Jean 8, 19

Les pharisiens lui disaient : « Où est-il, ton père ? » Jésus répondit : « Vous ne connaissez ni moi ni mon Père ; si vous me connaissiez, vous connaîtriez aussi mon Père. »

Les pharisiens lui disaient : « Où est-il, ton père ? » Jésus répondit : « Vous ne connaissez ni moi ni mon Père ; si vous me connaissiez, vous connaîtriez aussi mon Père. »
Louis-Claude Fillion
Ils lui disaient donc : Où est votre père ? Quelques commentateurs anciens et modernes supposent que les Juifs, en adressant cette question, pensaient à S. Joseph, qu’ils regardaient comme le père de Notre-Seigneur selon la chair : hypothèse qui nous paraît très improbable.
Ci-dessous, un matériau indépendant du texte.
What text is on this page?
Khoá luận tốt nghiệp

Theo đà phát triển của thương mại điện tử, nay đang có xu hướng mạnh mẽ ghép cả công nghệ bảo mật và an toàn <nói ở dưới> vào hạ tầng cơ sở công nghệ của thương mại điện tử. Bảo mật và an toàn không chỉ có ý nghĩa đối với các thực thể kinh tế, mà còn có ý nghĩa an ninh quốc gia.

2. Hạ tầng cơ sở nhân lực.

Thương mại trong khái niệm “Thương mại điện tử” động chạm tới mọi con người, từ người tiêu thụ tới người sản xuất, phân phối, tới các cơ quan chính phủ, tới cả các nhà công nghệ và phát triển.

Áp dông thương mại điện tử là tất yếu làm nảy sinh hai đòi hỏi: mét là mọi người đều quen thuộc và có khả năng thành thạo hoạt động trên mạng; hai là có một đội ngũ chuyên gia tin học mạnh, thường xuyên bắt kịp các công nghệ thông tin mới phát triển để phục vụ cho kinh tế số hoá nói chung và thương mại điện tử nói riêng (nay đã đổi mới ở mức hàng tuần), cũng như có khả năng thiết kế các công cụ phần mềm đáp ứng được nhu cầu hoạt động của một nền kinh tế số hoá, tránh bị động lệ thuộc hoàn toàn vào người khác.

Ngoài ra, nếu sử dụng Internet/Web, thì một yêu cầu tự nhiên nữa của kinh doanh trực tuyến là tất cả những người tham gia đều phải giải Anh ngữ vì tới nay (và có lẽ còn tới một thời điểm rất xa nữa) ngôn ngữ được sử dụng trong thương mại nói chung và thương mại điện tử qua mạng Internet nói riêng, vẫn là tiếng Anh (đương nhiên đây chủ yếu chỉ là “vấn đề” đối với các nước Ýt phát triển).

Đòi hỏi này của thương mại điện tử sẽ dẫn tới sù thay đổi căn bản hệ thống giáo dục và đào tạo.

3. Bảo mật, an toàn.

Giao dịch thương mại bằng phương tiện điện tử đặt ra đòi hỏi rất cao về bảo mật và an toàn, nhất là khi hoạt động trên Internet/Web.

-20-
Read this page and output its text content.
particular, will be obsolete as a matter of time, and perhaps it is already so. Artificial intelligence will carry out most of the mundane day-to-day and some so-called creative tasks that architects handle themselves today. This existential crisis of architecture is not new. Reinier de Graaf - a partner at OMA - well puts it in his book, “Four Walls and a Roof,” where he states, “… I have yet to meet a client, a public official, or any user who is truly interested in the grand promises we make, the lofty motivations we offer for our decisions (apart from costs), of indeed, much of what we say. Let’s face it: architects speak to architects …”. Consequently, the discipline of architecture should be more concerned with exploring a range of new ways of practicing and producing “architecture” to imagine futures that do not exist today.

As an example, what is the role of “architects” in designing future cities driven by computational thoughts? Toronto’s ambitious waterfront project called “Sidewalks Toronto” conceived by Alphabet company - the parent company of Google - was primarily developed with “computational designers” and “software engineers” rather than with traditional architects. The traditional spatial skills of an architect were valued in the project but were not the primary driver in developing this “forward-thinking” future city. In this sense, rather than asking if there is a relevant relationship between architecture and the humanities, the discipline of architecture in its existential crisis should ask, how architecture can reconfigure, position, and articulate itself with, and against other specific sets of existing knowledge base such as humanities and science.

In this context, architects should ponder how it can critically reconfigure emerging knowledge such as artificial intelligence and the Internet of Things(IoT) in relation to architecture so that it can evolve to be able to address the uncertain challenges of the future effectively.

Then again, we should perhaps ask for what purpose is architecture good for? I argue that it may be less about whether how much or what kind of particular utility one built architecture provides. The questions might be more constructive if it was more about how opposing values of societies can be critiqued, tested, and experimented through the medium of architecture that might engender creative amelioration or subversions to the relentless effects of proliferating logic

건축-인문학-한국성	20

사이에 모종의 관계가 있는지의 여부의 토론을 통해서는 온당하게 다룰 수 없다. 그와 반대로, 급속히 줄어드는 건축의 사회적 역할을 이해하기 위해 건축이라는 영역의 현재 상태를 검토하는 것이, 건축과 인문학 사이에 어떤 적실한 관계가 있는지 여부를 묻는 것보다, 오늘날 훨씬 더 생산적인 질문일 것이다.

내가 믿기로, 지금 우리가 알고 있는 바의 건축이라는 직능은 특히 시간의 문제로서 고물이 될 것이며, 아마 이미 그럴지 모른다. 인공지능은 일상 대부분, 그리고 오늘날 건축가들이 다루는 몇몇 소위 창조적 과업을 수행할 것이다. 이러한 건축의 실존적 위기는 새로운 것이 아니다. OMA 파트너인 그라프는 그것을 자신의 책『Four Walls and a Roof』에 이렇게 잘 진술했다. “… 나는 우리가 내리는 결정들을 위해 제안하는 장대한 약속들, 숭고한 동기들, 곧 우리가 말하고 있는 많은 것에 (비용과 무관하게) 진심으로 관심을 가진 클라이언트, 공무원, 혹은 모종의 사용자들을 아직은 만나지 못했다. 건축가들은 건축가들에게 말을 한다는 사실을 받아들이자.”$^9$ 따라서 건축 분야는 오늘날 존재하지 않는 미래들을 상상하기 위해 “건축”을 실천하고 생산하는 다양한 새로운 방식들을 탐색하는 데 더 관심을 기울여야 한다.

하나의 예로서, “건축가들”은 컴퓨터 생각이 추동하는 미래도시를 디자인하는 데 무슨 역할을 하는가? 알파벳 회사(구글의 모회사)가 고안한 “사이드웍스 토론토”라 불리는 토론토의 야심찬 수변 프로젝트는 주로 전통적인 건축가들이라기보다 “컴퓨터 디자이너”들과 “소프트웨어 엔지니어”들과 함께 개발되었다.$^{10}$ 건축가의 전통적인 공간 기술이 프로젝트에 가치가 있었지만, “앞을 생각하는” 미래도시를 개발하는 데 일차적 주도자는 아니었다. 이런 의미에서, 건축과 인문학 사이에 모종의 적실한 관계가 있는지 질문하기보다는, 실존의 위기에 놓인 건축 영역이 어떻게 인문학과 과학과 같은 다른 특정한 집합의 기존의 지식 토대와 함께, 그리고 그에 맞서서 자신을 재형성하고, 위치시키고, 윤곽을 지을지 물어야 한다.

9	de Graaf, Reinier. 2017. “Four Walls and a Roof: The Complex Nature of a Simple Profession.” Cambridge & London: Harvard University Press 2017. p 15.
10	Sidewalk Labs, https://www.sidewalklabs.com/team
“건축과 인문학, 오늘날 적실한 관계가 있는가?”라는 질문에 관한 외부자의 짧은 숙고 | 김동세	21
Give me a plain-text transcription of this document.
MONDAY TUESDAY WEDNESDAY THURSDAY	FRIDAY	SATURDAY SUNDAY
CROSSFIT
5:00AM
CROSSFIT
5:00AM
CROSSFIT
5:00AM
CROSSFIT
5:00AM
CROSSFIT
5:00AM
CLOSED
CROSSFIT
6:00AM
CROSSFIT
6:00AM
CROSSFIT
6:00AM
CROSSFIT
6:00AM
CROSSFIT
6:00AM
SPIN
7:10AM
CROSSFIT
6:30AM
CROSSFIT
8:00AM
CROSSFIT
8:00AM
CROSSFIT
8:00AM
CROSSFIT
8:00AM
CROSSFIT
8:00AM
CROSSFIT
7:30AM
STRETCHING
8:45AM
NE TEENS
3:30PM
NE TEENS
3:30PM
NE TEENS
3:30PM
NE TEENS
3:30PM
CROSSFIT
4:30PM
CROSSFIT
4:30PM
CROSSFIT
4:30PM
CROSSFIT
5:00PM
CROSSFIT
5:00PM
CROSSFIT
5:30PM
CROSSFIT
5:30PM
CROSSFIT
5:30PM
Non, les Pharisiens n’ignoraient point que Jésus faisait allusion à Dieu lui-même ; et c’est précisément pour cela qu’ils lui demandaient d’une manière ironique : Montre-nous ton père, car ils savaient bien qu’il ne leur montrerait pas Dieu. Remarquez les termes de la question : Où est votre père ? et non pas : Quel est votre père ? - Jésus leur répondit : Jésus ne fait pas de réponse directe à ces incrédules, et pourtant ils leur donne tous les renseignements qu’ils désirent. - Vous ne connaissez ni moi… Cf. verset 14, où cette ignorance avait été déjà reprochée aux Pharisiens. Voyez aussi, 7, 28, une concession contradictoire, mais faite ironiquement et dans un autre sens. - Si vous me connaissiez... S’ils le connaissaient selon sa véritable et divine nature, ainsi qu’ils le pouvaient d’après ses œuvres (5, 36) et son enseignement (7, 16-18), alors ils connaîtraient aussi son Père. « Car, il y a entre le Père et le Fils une relation mutuelle, et, en outre, l’identité de la nature divine (10, 30 ; 14, 7, 9-10 », Corluy, h.l. - Vous connaîtriez aussi… La Vulgate a traduit « vous me connaîtriez peut être », mais une traduction exacte aurait placé un « à toute force » très énergique, car le mot grec n’est pas ici une particule de doute, mais au contraire une forte assertion.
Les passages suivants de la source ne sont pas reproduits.